FOR IMMEDIATE RELEASE
August 4, 1998
Contact: Public Affairs
OCC Alerts National Banks to New Obligations Under The Fair Credit Reporting Act on Customer Information
WASHINGTON, D.C. — The Office of the Comptroller of the Currency (OCC) today issued a bulletin alerting national banks to their new responsibilities under the Fair Credit Reporting Act (FCRA) and describing the policies the OCC will apply in conducting FCRA examinations of national banks — to the extent those exams are allowed by the FCRA.
Recent amendments to the FCRA, which became effective in late 1997, impose a number of new obligations on banks but also provide new opportunities for banks to use and share customer information with affiliated companies. New obligations include responsibility for the accuracy of customer data provided to credit bureaus and the requirement to provide an explanation to a customer why the customer was denied credit if the denial was based on information contained in a credit report.
On the other hand, the new provisions of the FCRA also enhance the customer information that banks and their affiliates can freely share but require that banks give their customers the opportunity to "opt-out" of having their information shared.
Despite these new obligations and opportunities, the revisions to the FCRA also significantly limit the authority of the federal financial institution supervisory agencies, including the OCC, to examine the institutions they supervise for compliance with the FCRA. The agencies may only examine institutions for FCRA compliance in response to a "complaint," or when an agency "otherwise has knowledge" that an institution has violated the FCRA.
"Restrictions on our ability to examine national banks for compliance with the FCRA restrict our ability to protect the accuracy and privacy of bank customer information," said Julie L. Williams, acting Comptroller of the Currency. "Under the examination policies we announced today, we will do as much as we can, within the constraints of the law."

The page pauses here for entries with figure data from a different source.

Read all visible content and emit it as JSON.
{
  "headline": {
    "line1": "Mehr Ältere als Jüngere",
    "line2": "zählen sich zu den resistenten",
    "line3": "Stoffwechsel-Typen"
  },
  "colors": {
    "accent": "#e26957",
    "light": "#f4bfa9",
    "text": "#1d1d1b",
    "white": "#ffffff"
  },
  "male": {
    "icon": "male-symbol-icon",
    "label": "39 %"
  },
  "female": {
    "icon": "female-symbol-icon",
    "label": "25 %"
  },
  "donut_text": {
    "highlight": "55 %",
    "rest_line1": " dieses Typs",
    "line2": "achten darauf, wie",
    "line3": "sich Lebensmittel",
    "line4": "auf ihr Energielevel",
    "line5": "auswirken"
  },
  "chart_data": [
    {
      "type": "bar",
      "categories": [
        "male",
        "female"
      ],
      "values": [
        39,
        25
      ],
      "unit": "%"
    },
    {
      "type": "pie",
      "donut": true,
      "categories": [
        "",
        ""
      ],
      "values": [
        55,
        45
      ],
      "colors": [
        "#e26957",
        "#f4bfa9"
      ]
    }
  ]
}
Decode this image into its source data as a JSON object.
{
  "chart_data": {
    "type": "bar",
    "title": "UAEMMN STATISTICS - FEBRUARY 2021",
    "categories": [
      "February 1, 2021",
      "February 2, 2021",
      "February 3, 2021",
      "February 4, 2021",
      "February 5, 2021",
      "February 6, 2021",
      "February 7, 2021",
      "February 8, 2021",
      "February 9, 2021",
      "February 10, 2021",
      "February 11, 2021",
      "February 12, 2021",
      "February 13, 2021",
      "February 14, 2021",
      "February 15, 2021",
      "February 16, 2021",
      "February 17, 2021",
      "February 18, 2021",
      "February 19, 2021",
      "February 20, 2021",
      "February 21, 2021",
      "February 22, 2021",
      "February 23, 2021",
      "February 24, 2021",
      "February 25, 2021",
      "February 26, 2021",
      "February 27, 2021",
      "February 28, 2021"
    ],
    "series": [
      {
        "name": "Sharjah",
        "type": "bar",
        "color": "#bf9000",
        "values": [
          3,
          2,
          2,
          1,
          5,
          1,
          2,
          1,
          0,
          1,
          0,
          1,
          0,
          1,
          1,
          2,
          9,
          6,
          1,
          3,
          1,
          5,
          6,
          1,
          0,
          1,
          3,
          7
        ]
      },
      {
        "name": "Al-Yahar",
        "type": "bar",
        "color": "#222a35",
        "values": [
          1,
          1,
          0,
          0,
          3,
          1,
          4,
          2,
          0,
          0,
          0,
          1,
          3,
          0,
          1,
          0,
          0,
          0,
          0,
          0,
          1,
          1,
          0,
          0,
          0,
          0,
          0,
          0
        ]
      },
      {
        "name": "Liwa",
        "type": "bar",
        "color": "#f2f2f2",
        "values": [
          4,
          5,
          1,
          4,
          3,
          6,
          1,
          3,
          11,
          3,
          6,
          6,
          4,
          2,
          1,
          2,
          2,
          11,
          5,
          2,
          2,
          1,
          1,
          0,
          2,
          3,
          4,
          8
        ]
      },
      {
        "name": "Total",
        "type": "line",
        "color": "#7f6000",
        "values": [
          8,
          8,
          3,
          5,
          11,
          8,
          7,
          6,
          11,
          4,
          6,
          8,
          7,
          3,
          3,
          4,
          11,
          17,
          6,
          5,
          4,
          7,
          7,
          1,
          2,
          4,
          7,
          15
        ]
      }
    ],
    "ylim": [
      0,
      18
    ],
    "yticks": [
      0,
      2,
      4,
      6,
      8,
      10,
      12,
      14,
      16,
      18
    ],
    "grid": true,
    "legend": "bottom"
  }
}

The new policies take a flexible approach to the types of communications that will be considered a FCRA "complaint," and when the OCC will be deemed to "otherwise have knowledge" of a FCRA violation. "This is one step we can take now," said Acting Comptroller Williams, "but it is unfortunate that we have artificial limits on our examination authority in this important area of emerging consumer concerns."
Vice President Gore has called for revisions to the FCRA to give back to the bank regulators their authority to examine for compliance with the Fair Credit Reporting Act. "We strongly support this initiative," said Ms. Williams.